The weekly market


Vouliagmeni's Saturday market seems to be a discount price market rather than a farmer's market. I spent 1.2 € on the week's supply of vegetables. (I'm not at the apartment for dinner much.) They have fruit, fish, eggs, and local honey.

Now to get my fruit, milk, bread and head home. Thence perhaps to the beach.

Dog Days

Well just to prove that life can be mundane wherever you are....another 3 days of nothing to write about. Except an excellent Greek lunch with intellectual conversation today, but I forgot to bring my camera to record the goodies (soft slices of octopus, boiled tiny squash, Greek salad, fried cheese, beef & chips, fresh bread). My Greek companion confesses however that he longs for bagels.

My classes this year are, shall we say "highly social", which is a problem for a teacher with hearing difficulties -- but as a result they dived into last night's roleplay with demonstrative engagement, and the turmoil was fun to watch. A formal event was happening in the bigger lecture room so many groups went outside to practice negotiating.

Desk Days

Sorry everyone.

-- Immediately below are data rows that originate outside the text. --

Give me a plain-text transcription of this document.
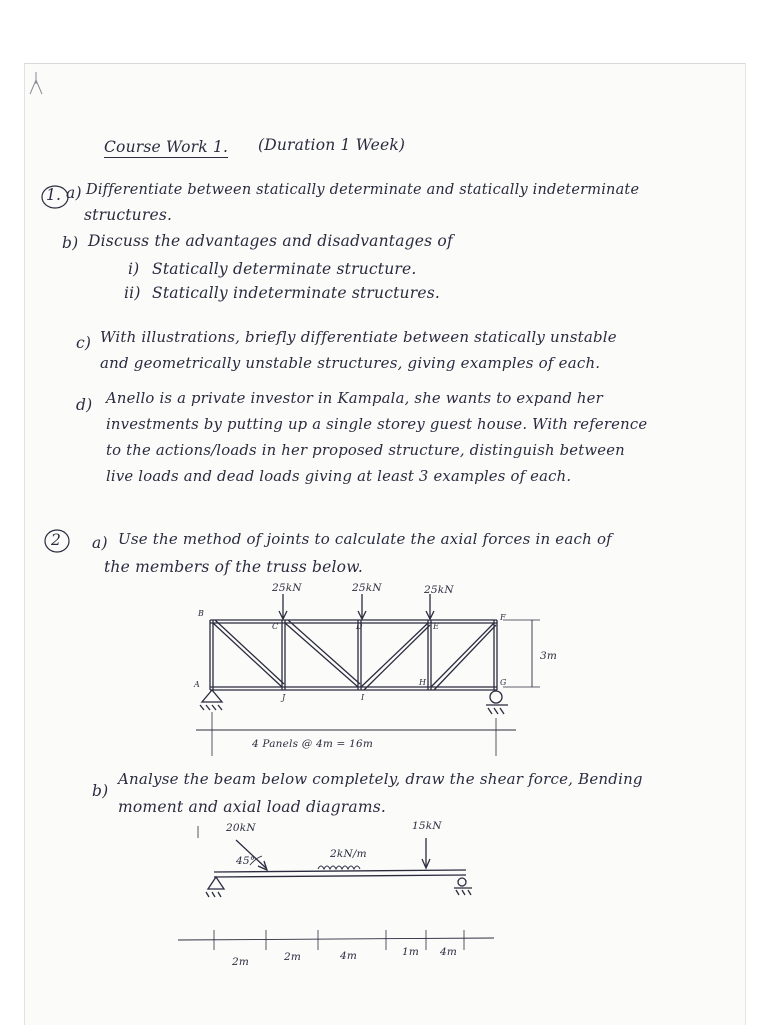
Course Work 1. (Duration 1 Week)
1. a) Differentiate between statically determinate and statically indeterminate
structures.
b) Discuss the advantages and disadvantages of
i) Statically determinate structure.
ii) Statically indeterminate structures.
c) With illustrations, briefly differentiate between statically unstable
and geometrically unstable structures, giving examples of each.
d) Anello is a private investor in Kampala, she wants to expand her
investments by putting up a single storey guest house. With reference
to the actions/loads in her proposed structure, distinguish between
live loads and dead loads giving at least 3 examples of each.
2 a) Use the method of joints to calculate the axial forces in each of
the members of the truss below.
25kN	25kN	25kN
3m
4 Panels @ 4m = 16m
B
C	D	E
F
A
J	I
H	G
b)
Analyse the beam below completely, draw the shear force, Bending
moment and axial load diagrams.
20kN
45°
2kN/m
15kN
2m	2m	4m	1m 4m
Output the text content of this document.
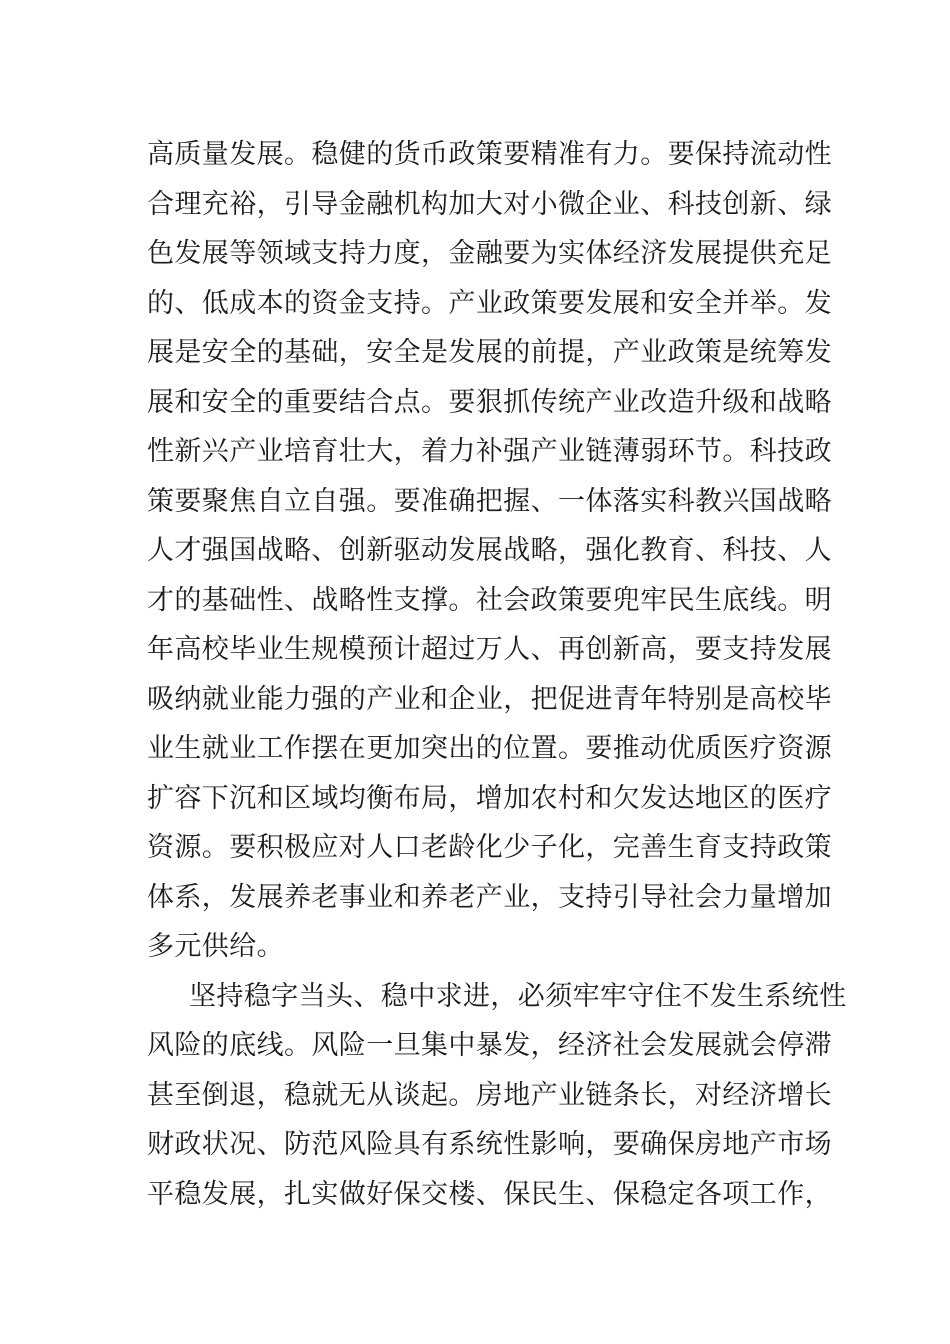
高质量发展。稳健的货币政策要精准有力。要保持流动性
合理充裕，引导金融机构加大对小微企业、科技创新、绿
色发展等领域支持力度，金融要为实体经济发展提供充足
的、低成本的资金支持。产业政策要发展和安全并举。发
展是安全的基础，安全是发展的前提，产业政策是统筹发
展和安全的重要结合点。要狠抓传统产业改造升级和战略
性新兴产业培育壮大，着力补强产业链薄弱环节。科技政
策要聚焦自立自强。要准确把握、一体落实科教兴国战略
人才强国战略、创新驱动发展战略，强化教育、科技、人
才的基础性、战略性支撑。社会政策要兜牢民生底线。明
年高校毕业生规模预计超过万人、再创新高，要支持发展
吸纳就业能力强的产业和企业，把促进青年特别是高校毕
业生就业工作摆在更加突出的位置。要推动优质医疗资源
扩容下沉和区域均衡布局，增加农村和欠发达地区的医疗
资源。要积极应对人口老龄化少子化，完善生育支持政策
体系，发展养老事业和养老产业，支持引导社会力量增加
多元供给。
坚持稳字当头、稳中求进，必须牢牢守住不发生系统性
风险的底线。风险一旦集中暴发，经济社会发展就会停滞
甚至倒退，稳就无从谈起。房地产业链条长，对经济增长
财政状况、防范风险具有系统性影响，要确保房地产市场
平稳发展，扎实做好保交楼、保民生、保稳定各项工作，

The schedule of the last two days has been: stare at computer screen in the apartment. Walk downhill 10 minutes to ALBA. Stare at computer screens till 7pm. Walk home, pick up a few items at the store, prepare dinner, waste time, fall asleep.

School starts this week, and we had several children in the offices visiting their fathers. One curly-haired 3-year old was clutching a huge yellow balloon, having just finished her very first day of private school. The 5-year-old sister already speaks some English--till recently they lived in London. The other day, an 8 month old (child of two professors here) was being passed around. I couldn't get near him. I can hear from my office when a child walks through the doors. Adults come out to the lobby and start talking in kid-voices or cooing to the babies. One of the things I like about Greece is that kids are out and about everywhere and other adults interact easily with them. To his father's amusement, this boy left his Dad's office to visit other staff, and then went down to hang out in the building's cafe for a while.

Athens Flea Market



T and I went into Athens for a wiltingly hot afternoon wandering the fleamarkets in Monastiraki. Stuff! piles and mounds of it in the dazzling sun. T picked through the debris with a practiced eye and had fun bargaining. I waited till we ducked into a print and rare book shop -- shade!-- and found this page from an 1890 French book depicting the female chorus in Aristophanes' comedy Lysistrata for 15 euros. It's this size but crisper than my camera captures.

Does anyone know what this stacked ceramic whachamawhosit is on the right?



We had a few side adventures searching for a ceramics museum (next to the old Athens synagogue) that turned out to be closed; finding another that had splendid ceramics but was closing in 10 minutes. T spotted a British woman's wallet that a thief had stripped and tossed over a wall and we dragged the local cop over to retrieve it. More police investigating poor (Romani?) vendors on a nearby street in the old red light district--crumbling buildings and pathetic wares spread on the sidewalks, just a few blocks from the trendy tourist areas.

Before meeting T, I ducked into the tiny old chapel appropriately dedicated to St. Barbara, to sit in prayer for Barbara and her daughter. The chapel's chairs were filled -- with tourists pausing for a moment, and with women waiting for the priest to hear their troubles and offer blessing. It was oddly like a Quaker meeting (including the lack of airconditioning) with everyone silently facing the lit window in the sanctuary, sitting, waiting together and separately in sacred silence ...

All Online, No Play

I spent the ENTIRE Saturday -- morning till 11:30pm -- at the computer, albeit in 3 different locations. And still 4 immediate tasks unfinished. One of the things I used to like about travel was that you left all those projects at home, literally, because you couldn't take them with you. Now they shadow you wherever you go. Today, Sunday, I will atone for the day holed up in my cave with a trip to the center of Athens.

Yesterday evening brought the terrible news that my new housemate's lovely 23 year old daughter has been missing in NYC since Friday of Labor Day weekend. She visited Lansdowne the weekend before to help her Mom settle into the house, and I was touched by the warm, easy intimacy of their relationship. Such anguish, one cannot begin to fathom.